Ich wollte niemanden mehr bestrafen und war bereit, mich meiner Schuld zu stellen, sie aufzuarbeiten, zu versuchen, alles wieder in Ordnung zu bringen.
In der kommenden Woche, am fünften Mai, hatten Leander und ich Hochzeitstag.
Gab es einen besseren Zeitpunkt der Versöhnung? Ich glaubte es nicht!
Doch was, wenn ich ihn bereits verloren hatte? Was, wenn er mich zwar anhörte - aber abwies?
Bei dem Gedanken schoss mir das Blut ins Gesicht. Mein Herz klopfte schneller und ich spürte, dass ich zu feige war, ihm gegenüberzutreten, einfach nicht genug Mumm hatte, mich dem zu stellen.
Deshalb suchte ich am nächsten Morgen meinen Anwalt auf und wies ihn an, die Scheidung zurückzuziehen, die ich im März eingereicht hatte.

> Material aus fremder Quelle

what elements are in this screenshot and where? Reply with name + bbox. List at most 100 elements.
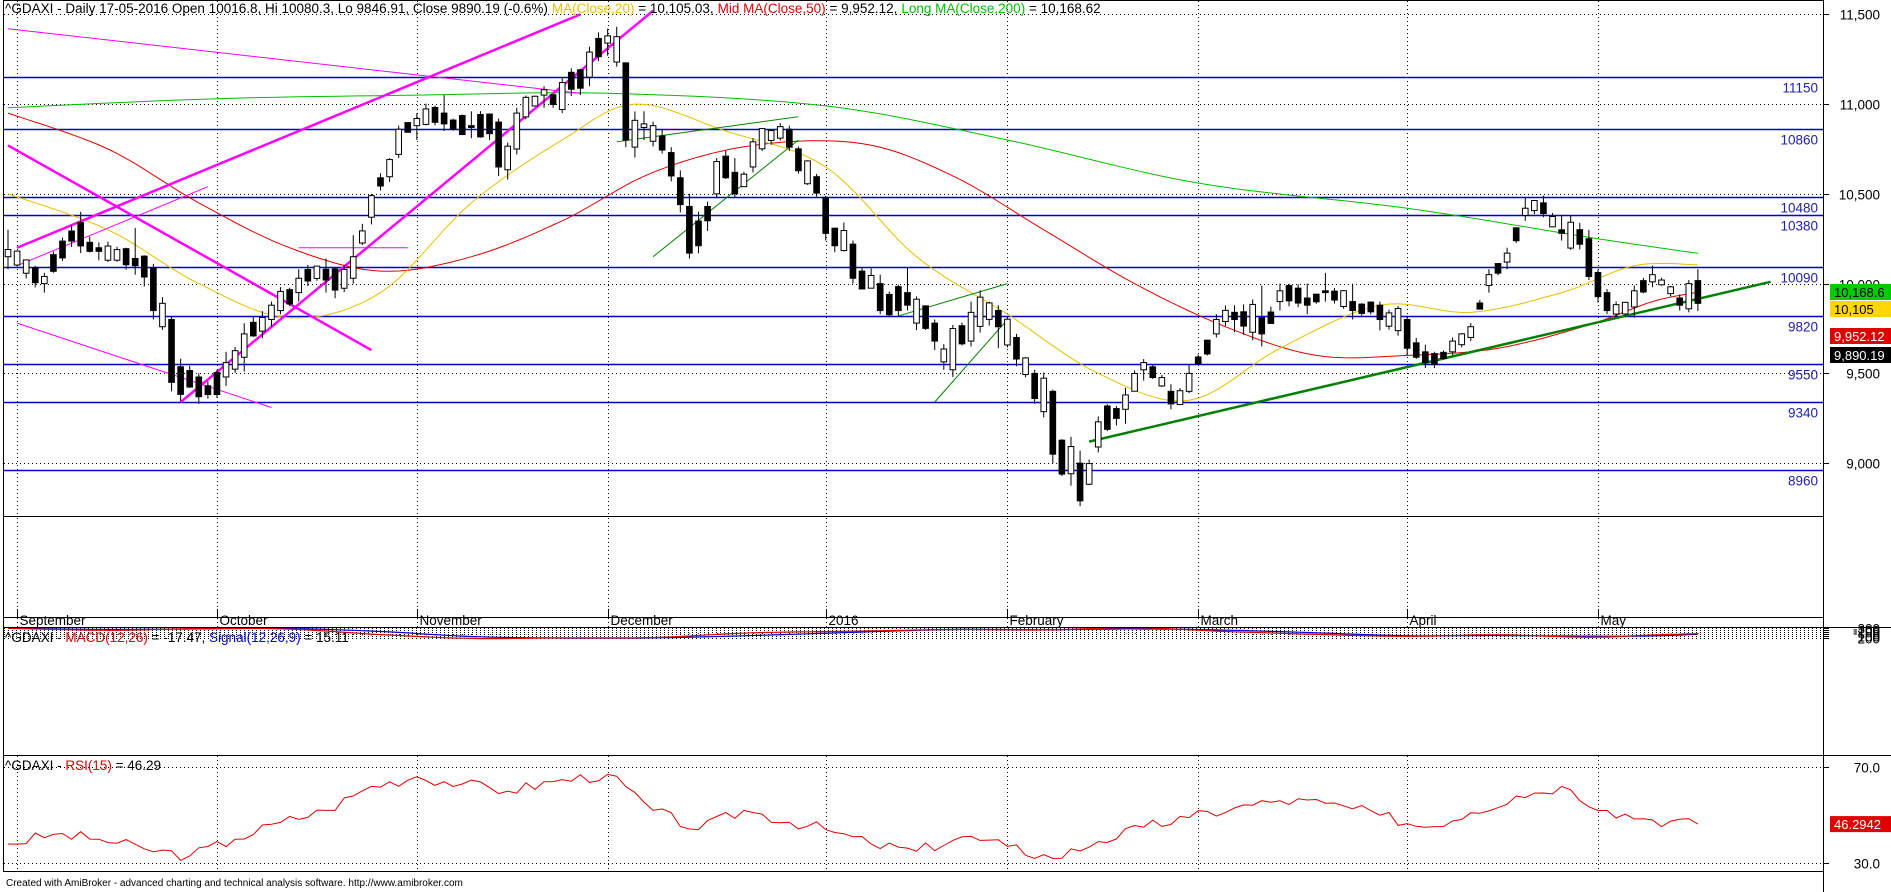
candle bbox=[586, 46, 593, 87]
candle-body bbox=[667, 152, 675, 177]
trendline bbox=[616, 116, 799, 143]
candle bbox=[1467, 323, 1475, 342]
candle bbox=[1176, 388, 1184, 406]
candle-body bbox=[395, 128, 402, 155]
month-labels: September October November December 2016 Febr… bbox=[3, 609, 1823, 628]
candle bbox=[858, 267, 866, 290]
candle-body bbox=[922, 305, 929, 329]
candle-body bbox=[340, 268, 348, 289]
price-badge-bg bbox=[1830, 347, 1891, 363]
candle bbox=[1076, 450, 1084, 507]
candle-body bbox=[477, 113, 484, 138]
level-label: 9820 bbox=[1788, 320, 1818, 335]
candle-body bbox=[413, 117, 421, 127]
candle bbox=[186, 365, 194, 388]
signal-label: Signal(12,26,9) bbox=[209, 630, 301, 645]
month-label: September bbox=[20, 613, 87, 628]
candle-body bbox=[458, 115, 466, 136]
candle-body bbox=[1512, 227, 1520, 242]
candle bbox=[286, 287, 293, 307]
candle-body bbox=[1576, 229, 1584, 245]
candle bbox=[1594, 269, 1602, 303]
candle-body bbox=[1303, 297, 1311, 306]
candle bbox=[495, 118, 502, 176]
candle bbox=[1085, 459, 1093, 486]
price-pane[interactable]: 11150 10860 10480 10380 10090 9820 9550 9340 896… bbox=[3, 0, 1891, 629]
candle bbox=[1521, 197, 1529, 221]
candle bbox=[704, 201, 711, 232]
candle bbox=[658, 129, 666, 154]
candle-body bbox=[204, 385, 212, 396]
candlesticks bbox=[4, 26, 1702, 507]
macd-tick-label: 200 bbox=[1857, 632, 1880, 647]
candle bbox=[22, 259, 30, 279]
candle-body bbox=[104, 245, 112, 261]
candle-body bbox=[1022, 357, 1029, 376]
candle bbox=[1549, 212, 1556, 228]
footer-credit: Created with AmiBroker - advanced charti… bbox=[6, 878, 463, 889]
candle-body bbox=[795, 148, 802, 172]
level-label: 9340 bbox=[1788, 406, 1818, 421]
candle-body bbox=[1140, 362, 1147, 371]
price-badge-bg bbox=[1830, 328, 1891, 344]
candle bbox=[1540, 195, 1547, 218]
macd-tick-label: -300 bbox=[1853, 622, 1880, 637]
rsi-pane[interactable]: 70.0 30.0 46.2942 ^GDAXI - RSI(15) = 46.2… bbox=[3, 755, 1891, 872]
candle-body bbox=[168, 319, 175, 383]
macd-value: = -17.47, bbox=[148, 630, 209, 645]
candle-body bbox=[1276, 290, 1284, 303]
candle-body bbox=[704, 206, 711, 222]
signal-value: = 15.11 bbox=[301, 630, 349, 645]
candle-body bbox=[1485, 274, 1493, 286]
candle bbox=[749, 138, 757, 173]
candle-body bbox=[595, 37, 602, 58]
candle-body bbox=[1258, 317, 1266, 335]
candle bbox=[895, 284, 902, 316]
candle-body bbox=[304, 268, 312, 282]
candle-body bbox=[1203, 339, 1211, 355]
candle-body bbox=[1322, 290, 1329, 294]
candle-body bbox=[1667, 286, 1674, 295]
candle bbox=[431, 105, 439, 126]
candle bbox=[513, 107, 521, 155]
candle-body bbox=[1185, 372, 1193, 392]
price-tick-label: 11,000 bbox=[1840, 98, 1880, 113]
candle-body bbox=[368, 195, 375, 218]
candle-body bbox=[122, 248, 130, 266]
candle bbox=[631, 111, 639, 158]
candle bbox=[567, 68, 575, 97]
candle bbox=[1122, 387, 1129, 424]
candle bbox=[131, 227, 139, 275]
candle-body bbox=[1540, 202, 1547, 215]
candle bbox=[1013, 333, 1020, 367]
candle bbox=[504, 142, 512, 180]
candle bbox=[840, 222, 848, 252]
candle-body bbox=[1004, 318, 1011, 346]
candle-body bbox=[22, 259, 30, 274]
candle bbox=[449, 118, 457, 131]
candle-body bbox=[686, 205, 693, 254]
candle-body bbox=[513, 112, 521, 150]
macd-tick-label: -200 bbox=[1853, 624, 1880, 639]
candle bbox=[422, 103, 430, 126]
candle bbox=[440, 95, 448, 132]
candle bbox=[195, 373, 203, 404]
rsi-badge: 46.2942 bbox=[1830, 816, 1891, 833]
month-label: February bbox=[1010, 613, 1064, 628]
candle bbox=[1213, 314, 1220, 338]
candle-body bbox=[1385, 312, 1393, 327]
month-label: 2016 bbox=[829, 613, 859, 628]
candle bbox=[1031, 369, 1038, 404]
candle bbox=[277, 287, 284, 315]
candle bbox=[377, 173, 384, 191]
trendline bbox=[16, 322, 272, 408]
candle-body bbox=[1149, 366, 1157, 379]
candle-body bbox=[468, 125, 475, 128]
candle bbox=[395, 125, 402, 158]
trendline bbox=[16, 13, 581, 249]
candle bbox=[1049, 389, 1057, 464]
candle bbox=[667, 147, 675, 182]
candle bbox=[159, 297, 166, 330]
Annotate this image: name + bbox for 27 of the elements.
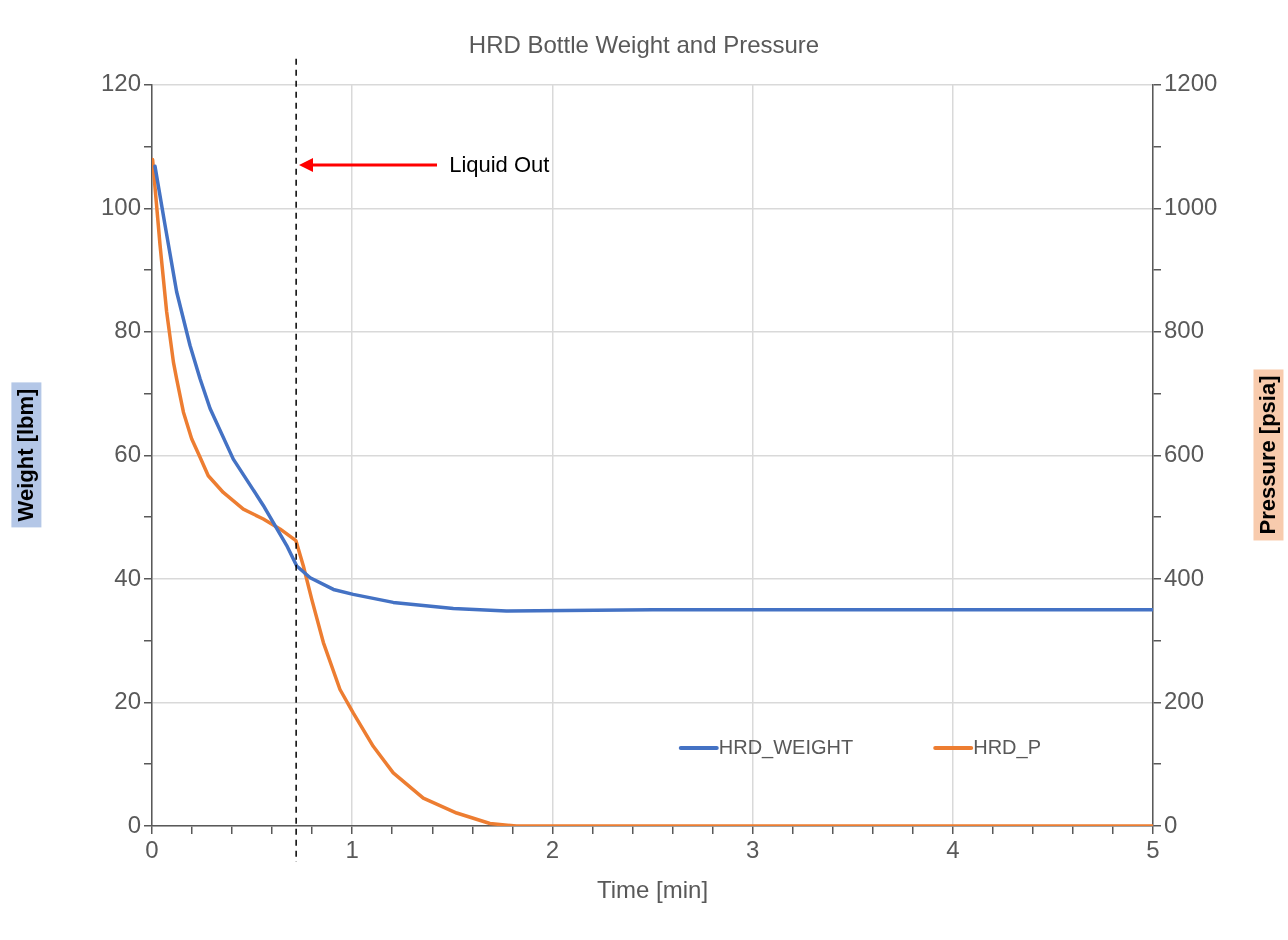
y2-tick-label: 1200 [1164,69,1218,97]
y2-tick-label: 1000 [1164,192,1218,220]
y-tick-label: 80 [114,316,141,344]
y2-tick-label: 200 [1164,687,1205,715]
y2-tick-label: 800 [1164,316,1205,344]
legend-label: HRD_P [973,735,1041,759]
y-tick-label: 60 [114,440,141,468]
x-tick-label: 2 [545,836,560,864]
y2-axis-title: Pressure [psia] [1252,369,1283,541]
annotation: Liquid Out [449,151,550,178]
y2-tick-label: 0 [1164,810,1178,838]
y-tick-label: 40 [114,563,141,591]
y2-tick-label: 400 [1164,563,1205,591]
chart-title: HRD Bottle Weight and Pressure [468,31,820,59]
y-axis-title: Weight [lbm] [10,382,41,528]
x-tick-label: 0 [145,836,159,864]
y2-tick-label: 600 [1164,440,1205,468]
y-tick-label: 100 [100,192,141,220]
y-tick-label: 120 [100,69,141,97]
x-tick-label: 3 [745,836,760,864]
y-tick-label: 0 [127,810,141,838]
x-tick-label: 4 [946,836,960,864]
legend-label: HRD_WEIGHT [718,735,854,759]
y-tick-label: 20 [114,687,141,715]
x-tick-label: 1 [345,836,359,864]
x-tick-label: 5 [1146,836,1160,864]
x-axis-title: Time [min] [596,876,709,904]
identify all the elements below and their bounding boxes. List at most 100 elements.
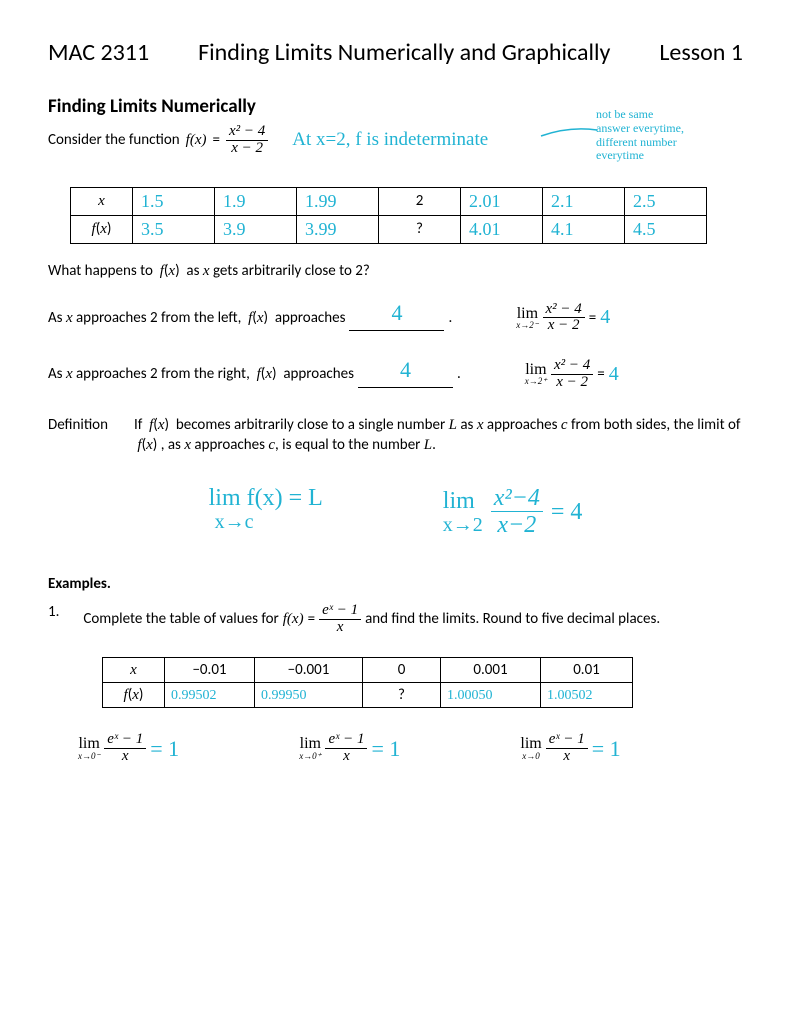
limit-a-answer: = 1 xyxy=(150,736,179,762)
right-text-a: As x approaches 2 from the right, f(x) a… xyxy=(48,365,354,383)
lim-symbol: lim x→2⁺ xyxy=(525,363,547,385)
definition-text: If f(x) becomes arbitrarily close to a s… xyxy=(134,415,743,456)
table-cell: 1.5 xyxy=(133,187,215,215)
lim-sub: x→2⁺ xyxy=(525,377,547,385)
lim-fraction: x² − 4 x − 2 xyxy=(551,358,593,391)
side-note-l1: not be same xyxy=(596,108,736,122)
table-cell: 4.01 xyxy=(461,215,543,243)
ex1-num: eˣ − 1 xyxy=(319,603,361,620)
ex1-limits-row: limx→0⁻ eˣ − 1x = 1 limx→0⁺ eˣ − 1x = 1 … xyxy=(78,732,743,765)
equals-sign: = xyxy=(212,131,219,149)
handwritten-limits: lim f(x) = L x→c lim x→2 x²−4 x−2 = 4 xyxy=(48,485,743,539)
ex1-fraction: eˣ − 1 x xyxy=(319,603,361,636)
values-table-1: x1.51.91.9922.012.12.5f(x)3.53.93.99?4.0… xyxy=(70,187,707,244)
ex1-fx: f(x) xyxy=(283,611,304,628)
hand-eq2-lim: lim xyxy=(443,488,483,514)
course-code: MAC 2311 xyxy=(48,38,149,67)
table-cell: 0.01 xyxy=(541,658,633,683)
right-lim-result: 4 xyxy=(609,363,619,386)
definition-block: Definition If f(x) becomes arbitrarily c… xyxy=(48,415,743,456)
table-cell: 2.5 xyxy=(625,187,707,215)
hand-eq1-bot: x→c xyxy=(215,511,323,533)
period: . xyxy=(448,309,452,327)
examples-heading: Examples. xyxy=(48,575,743,593)
consider-prefix: Consider the function xyxy=(48,131,180,149)
table-header-x: x xyxy=(71,187,133,215)
left-answer: 4 xyxy=(391,300,402,325)
table-cell: 4.1 xyxy=(543,215,625,243)
hand-eq-2: lim x→2 x²−4 x−2 = 4 xyxy=(443,485,583,539)
lesson-number: Lesson 1 xyxy=(659,38,743,67)
table-cell: 2.1 xyxy=(543,187,625,215)
left-text-a: As x approaches 2 from the left, f(x) ap… xyxy=(48,309,345,327)
table-header-fx: f(x) xyxy=(103,683,165,708)
hand-eq2-num: x²−4 xyxy=(491,485,543,512)
denominator: x − 2 xyxy=(226,141,268,157)
table-cell: 1.00502 xyxy=(541,683,633,708)
limit-c-answer: = 1 xyxy=(592,736,621,762)
side-note-l2: answer everytime, xyxy=(596,122,736,136)
table-cell: 0.99950 xyxy=(255,683,363,708)
hand-eq-1: lim f(x) = L x→c xyxy=(209,485,323,539)
question-text: What happens to f(x) as x gets arbitrari… xyxy=(48,262,743,280)
lim-sub: x→2⁻ xyxy=(516,321,538,329)
page-header: MAC 2311 Finding Limits Numerically and … xyxy=(48,38,743,67)
table-cell: −0.01 xyxy=(165,658,255,683)
table-cell: 0.99502 xyxy=(165,683,255,708)
right-approach-line: As x approaches 2 from the right, f(x) a… xyxy=(48,358,743,391)
left-answer-blank: 4 xyxy=(349,304,444,331)
lim-symbol: lim x→2⁻ xyxy=(516,307,538,329)
table-cell: 0 xyxy=(363,658,441,683)
side-note-l4: everytime xyxy=(596,149,736,163)
example-number: 1. xyxy=(48,603,59,621)
table-cell: 3.5 xyxy=(133,215,215,243)
limit-b-answer: = 1 xyxy=(371,736,400,762)
handwritten-side-note: not be same answer everytime, different … xyxy=(596,108,736,163)
page-title: Finding Limits Numerically and Graphical… xyxy=(198,38,610,67)
numerator: x² − 4 xyxy=(226,124,268,141)
limit-b: limx→0⁺ eˣ − 1x = 1 xyxy=(299,732,400,765)
table-cell: 2 xyxy=(379,187,461,215)
ex1-text-a: Complete the table of values for xyxy=(83,610,278,628)
left-limit-expr: lim x→2⁻ x² − 4 x − 2 = 4 xyxy=(516,302,610,335)
table-cell: 0.001 xyxy=(441,658,541,683)
table-cell: −0.001 xyxy=(255,658,363,683)
right-limit-expr: lim x→2⁺ x² − 4 x − 2 = 4 xyxy=(525,358,619,391)
values-table-2: x−0.01−0.00100.0010.01 f(x)0.995020.99950… xyxy=(102,657,633,708)
table-cell: 2.01 xyxy=(461,187,543,215)
limit-c: limx→0 eˣ − 1x = 1 xyxy=(520,732,620,765)
table-cell: 4.5 xyxy=(625,215,707,243)
table-cell: ? xyxy=(379,215,461,243)
left-approach-line: As x approaches 2 from the left, f(x) ap… xyxy=(48,302,743,335)
hand-eq2-frac: x²−4 x−2 xyxy=(491,485,543,539)
table-cell: 1.00050 xyxy=(441,683,541,708)
example-text: Complete the table of values for f(x) = … xyxy=(83,603,660,636)
side-note-l3: different number xyxy=(596,136,736,150)
lim-num: x² − 4 xyxy=(551,358,593,375)
lim-num: x² − 4 xyxy=(543,302,585,319)
table-cell: 3.99 xyxy=(297,215,379,243)
lim-den: x − 2 xyxy=(543,318,585,334)
fraction-expr: x² − 4 x − 2 xyxy=(226,124,268,157)
lim-fraction: x² − 4 x − 2 xyxy=(543,302,585,335)
right-answer: 4 xyxy=(400,357,411,382)
hand-eq2-bot: x→2 xyxy=(443,514,483,536)
lim-den: x − 2 xyxy=(551,375,593,391)
ex1-text-b: and find the limits. Round to five decim… xyxy=(365,610,660,628)
hand-eq1-top: lim f(x) = L xyxy=(209,485,323,511)
table-header-x: x xyxy=(103,658,165,683)
table-cell: 3.9 xyxy=(215,215,297,243)
ex1-den: x xyxy=(319,620,361,636)
equals: = xyxy=(597,365,604,383)
hand-eq2-result: = 4 xyxy=(551,499,583,525)
left-lim-result: 4 xyxy=(600,306,610,329)
equals: = xyxy=(589,309,596,327)
fx-symbol: f(x) xyxy=(186,132,207,149)
ex1-eq: = xyxy=(308,610,315,628)
table-cell: 1.9 xyxy=(215,187,297,215)
table-cell: 1.99 xyxy=(297,187,379,215)
definition-label: Definition xyxy=(48,415,108,456)
hand-eq2-den: x−2 xyxy=(491,512,543,538)
example-1: 1. Complete the table of values for f(x)… xyxy=(48,603,743,636)
limit-a: limx→0⁻ eˣ − 1x = 1 xyxy=(78,732,179,765)
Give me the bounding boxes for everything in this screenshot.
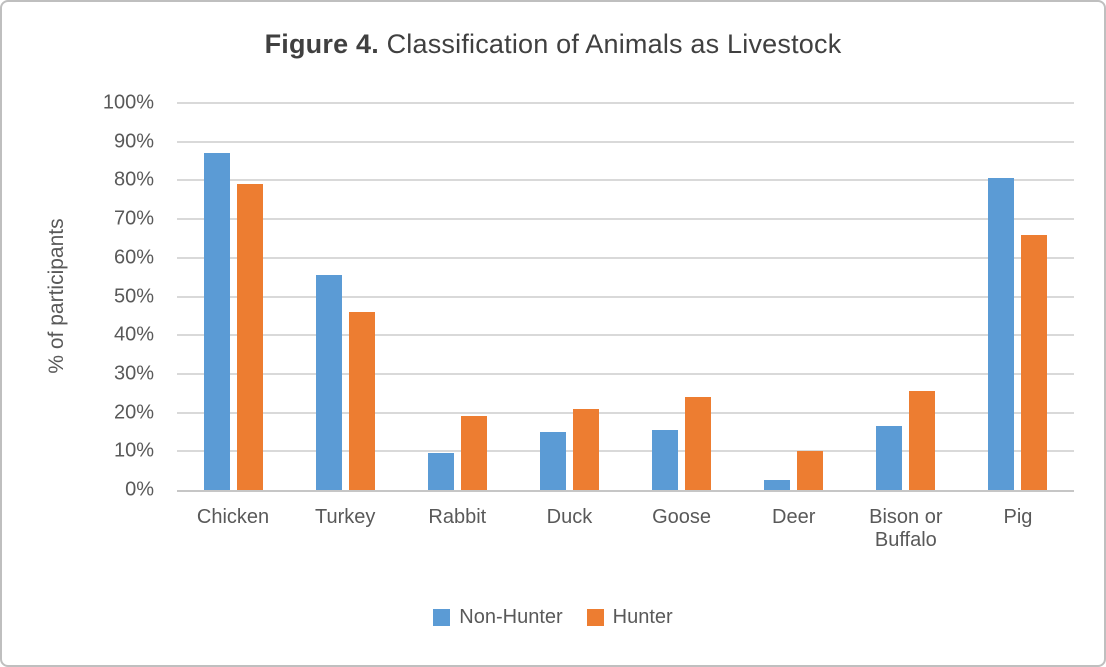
- legend: Non-Hunter Hunter: [2, 606, 1104, 629]
- x-axis-label: Chicken: [196, 506, 270, 528]
- bar-hunter: [348, 311, 375, 490]
- legend-item: Non-Hunter: [433, 606, 563, 629]
- category-group: [962, 103, 1074, 490]
- chart-title: Figure 4. Classification of Animals as L…: [2, 29, 1104, 60]
- y-tick-labels: 100% 90% 80% 70% 60% 50% 40% 30% 20% 10% 0%: [60, 92, 154, 501]
- x-axis-label: Rabbit: [428, 506, 487, 528]
- bar-non-hunter: [427, 453, 454, 490]
- legend-swatch: [586, 609, 604, 626]
- x-axis-label: Pig: [1003, 506, 1033, 528]
- y-tick-label: 10%: [113, 439, 154, 462]
- bar-hunter: [572, 408, 599, 490]
- x-axis-label: Turkey: [314, 506, 376, 528]
- category-group: [738, 103, 850, 490]
- bar-non-hunter: [203, 153, 230, 490]
- x-axis-label: Duck: [546, 506, 593, 528]
- y-tick-label: 60%: [113, 246, 154, 269]
- y-tick-label: 70%: [113, 207, 154, 230]
- bar-non-hunter: [988, 178, 1015, 490]
- x-axis-label: Deer: [772, 506, 816, 528]
- y-tick-label: 50%: [113, 285, 154, 307]
- legend-item: Hunter: [586, 606, 673, 629]
- bar-non-hunter: [764, 480, 791, 490]
- y-tick-label: 80%: [113, 168, 154, 191]
- x-axis-labels: Chicken Turkey Rabbit Duck Goose Deer Bison or…: [177, 494, 1074, 552]
- y-tick-label: 100%: [102, 91, 154, 114]
- bar-non-hunter: [652, 430, 679, 490]
- bar-non-hunter: [315, 275, 342, 490]
- category-group: [513, 103, 625, 490]
- category-group: [626, 103, 738, 490]
- category-group: [177, 103, 289, 490]
- bar-non-hunter: [876, 426, 903, 490]
- bar-hunter: [797, 451, 824, 490]
- y-tick-label: 30%: [113, 362, 154, 385]
- bar-hunter: [685, 397, 712, 490]
- y-tick-label: 90%: [113, 130, 154, 153]
- bar-hunter: [909, 391, 936, 490]
- bar-hunter: [236, 184, 263, 490]
- legend-label: Hunter: [612, 606, 673, 628]
- legend-label: Non-Hunter: [459, 606, 563, 628]
- x-axis-label: Goose: [652, 506, 712, 528]
- chart-title-prefix: Figure 4.: [264, 29, 379, 59]
- bar-non-hunter: [539, 431, 566, 490]
- plot-area: [177, 102, 1074, 492]
- y-tick-label: 40%: [113, 323, 154, 346]
- chart-title-text: Classification of Animals as Livestock: [378, 29, 842, 59]
- category-group: [289, 103, 401, 490]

Man konnte seinem Gesicht die Verwunderung darüber ansehen, dass er Leander meinen Entschluss unbedingt zum fünften Mai zukommen lassen sollte. Doch selbstverständlich tat er, worum ich ihn bat. Ich überließ ihm alle meine Unterlagen, weil ich das Zeug nicht mehr im Haus haben wollte.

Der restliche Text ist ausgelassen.